States' Rights Aren't the Enemy in Gay Marriage Battle


President Barack Obama came out Wednesday not only as a supporter of gay marriage, but also as a Tenther!

No, not really. He did say that he believes individual states have the right to set their own policies on recognizing gay marriages. His sudden acknowledgment of states' rights certainly comes as a surprise to anybody who has been following his administration's abominable behavior with regard to legalized medical marijuana. Cynicism is perhaps the appropriate response from any libertarian.

But I'm much more fascinated by the response of the generally progressive gay and lesbian community to any invocation of states' rights. Even though pretty much every gain in recognition of gay marriage has taken place on the state level, the Tenth Amendment is still frequently seen on the left as an excuse for cranky right-wing secessionists to try to force schools to teach creationism. Advice columnist Dan Savage declared Obama's transition on gay marriage not quite complete because of his deference to the states on actual policies.

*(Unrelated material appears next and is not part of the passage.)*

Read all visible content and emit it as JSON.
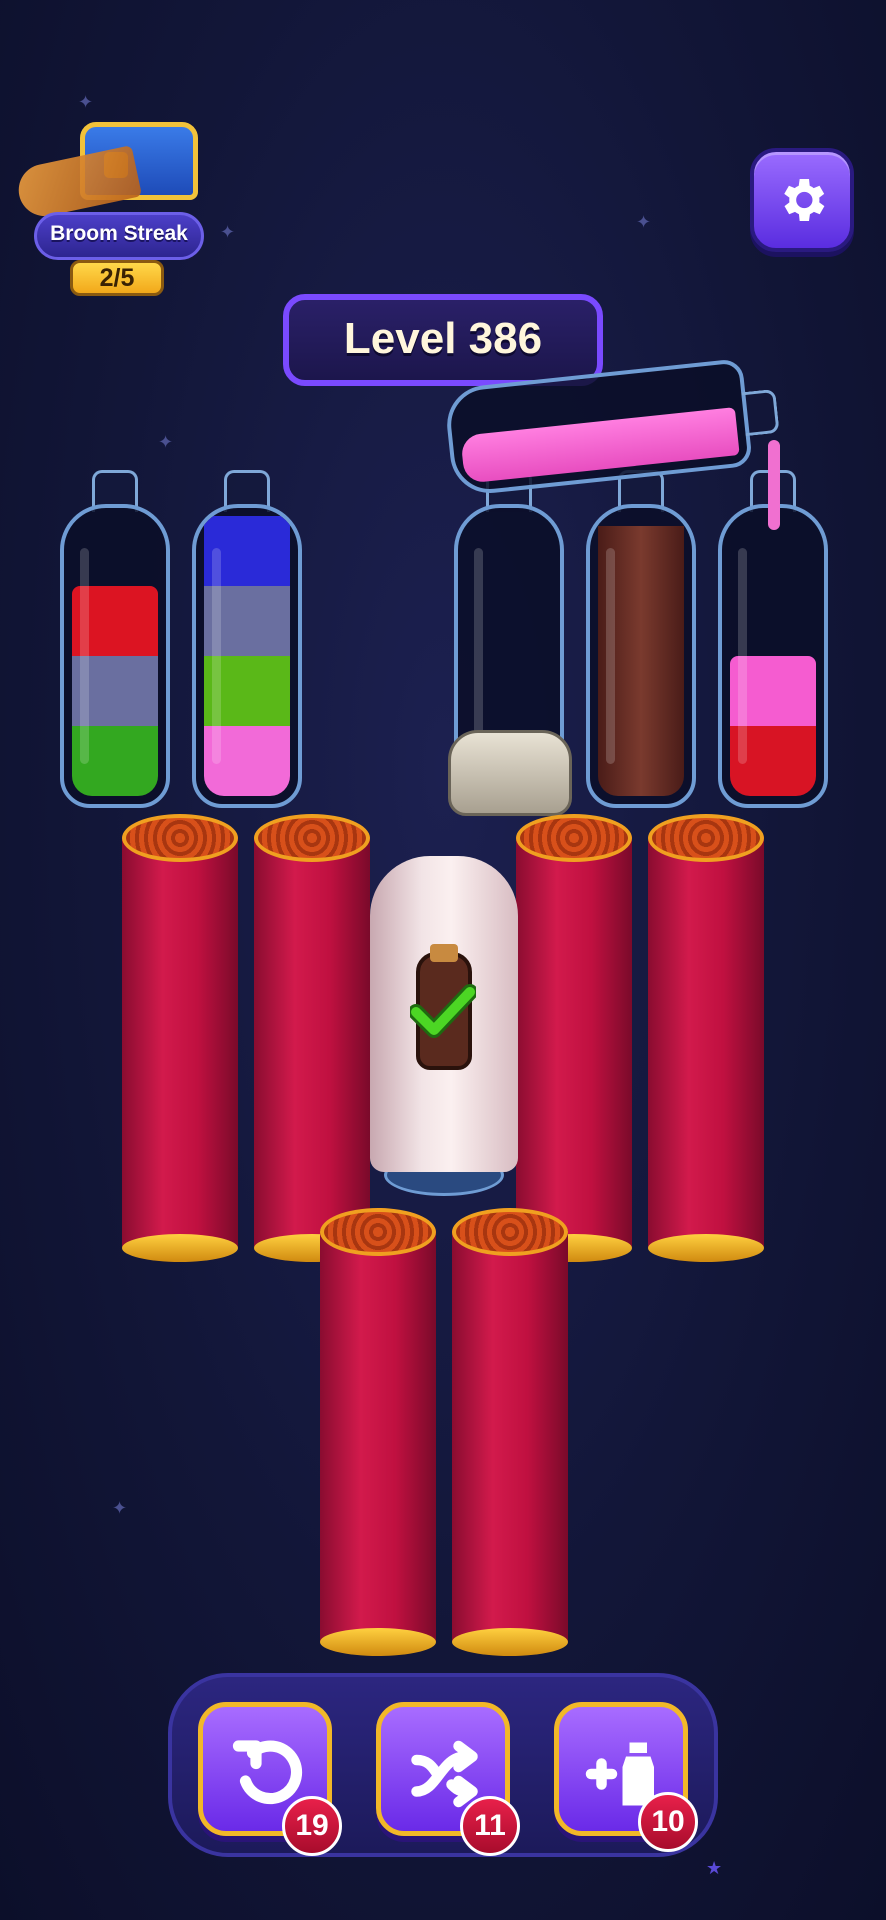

In 2010, Judge Joseph Tauro of the federal District Court of Massachusetts ruled in Massachusetts vs. U.S. Dept. of Health and Human Services that the federal Defense of Marriage Act was an unconstitutional violation of the Tenth Amendment (decision here [pdf]). In response, Jack Balkin, Knight Professor of Constitutional Law and the First Amendment at Yale, warned: "As much as liberals might applaud the result, they should be aware that the logic of his arguments, taken seriously, would undermine the constitutionality of wide swaths of federal regulatory programs and seriously constrict federal regulatory power." (This is the part where libertarians yell, "That's a feature, not a bug!")

Balkin believes Tauro's decision can't possibly stand, and he may ultimately be right, given the general deference to federal authority that has become the hallmark of the Supreme Court.

But you win zero percent of the fights you don't have. States' rights have been vital in allowing gay marriage victories, not just losses. The federal Defense of Marriage Act was signed into law under President Bill Clinton in 1996, forbidding the federal government from recognizing same sex marriages. Yet, since the law's passage, six states and the District of Columbia have gone on to allow for legal recognition of gay marriages anyway (and two others may join them this year). Regardless of federal law, states are carving out their own language of what constitutes a marriage (or civil union, or domestic partnership), and this has resulted in more recognition for gays, not less.

Fighting on the state level for gay marriage recognition is mandatory because of how slow and conservative (in temperament, not necessarily political philosophy) the federal government often is. By the time the Supreme Court actually struck down anti-miscegenation laws in 1967, they had already been repealed in all but 17 states. Many states had already struck down sodomy laws by the time the Supreme Court ruled them unconstitutional in 2003. Even though four out of five Americans had decided by 2010 that prohibiting gays from serving openly in the military was stupid, it took a tremendous amount of political maneuvering to actually end the Don't Ask, Don't Tell policy, and some Republican presidential candidates swore they would bring it back if elected in 2012. Federal government is slow. Federal government doesn't lead, no matter how much progressives wish it would. It follows the flow of the public, and so Obama's "evolution" is not particularly unusual any more than it is for the rest of America to be slowly coming around in support as well.

The fear of embracing the Tenth Amendment resides in the acknowledgment that if a state has the authority to recognize gay marriage, then it also has the authority to deny it. And thus gay marriage is an equality issue, a Fifth Amendment and Fourteenth Amendment issue. It's not about states' rights. While ultimately true (just at it was ultimately true with interracial marriage bans), the actions on the state level help inform and sharpen the debate before the federal government. Anti-miscegenation came before the Supreme Court first in 1883 and the laws were upheld. Most states had these laws, but they started falling after World War II. The states led the way to the Supreme Court decision. No, the Tenth Amendment was not invoked, but it's hard to imagine the justices pondering the interracial marriage question if so many states hadn't already answered the question for them.

Consider the arguments that will likely be used to defend California's Proposition 8 or the Defense of Marriage Act before the Supreme Court. How many of those arguments regarding the "compelling state interest" in denying marriage recognition to gays and lesbians can be countered by virtue of the gains made on the state level in the past five years? How much harder would it be to attempt to argue for the federal recognition of gay marriage if no state had taken the plunge yet?

The gay and lesbian community should not fear states' rights or the Tenth Amendment. History has shown that these smaller political battles are the building bricks that will lead to the national consensus, and thus the desirable federal outcome.

As for the libertarian position of getting the government out of the marriage business entirely, well, if that argument is ever going to lead to political action and not just boilerplate disclaimers, these gay marriage battles are a precursor. It would be foolish to believe that the federal government would ever take the lead in giving up its own authority to formally recognize marriages. The battle will start with one state and grow from there.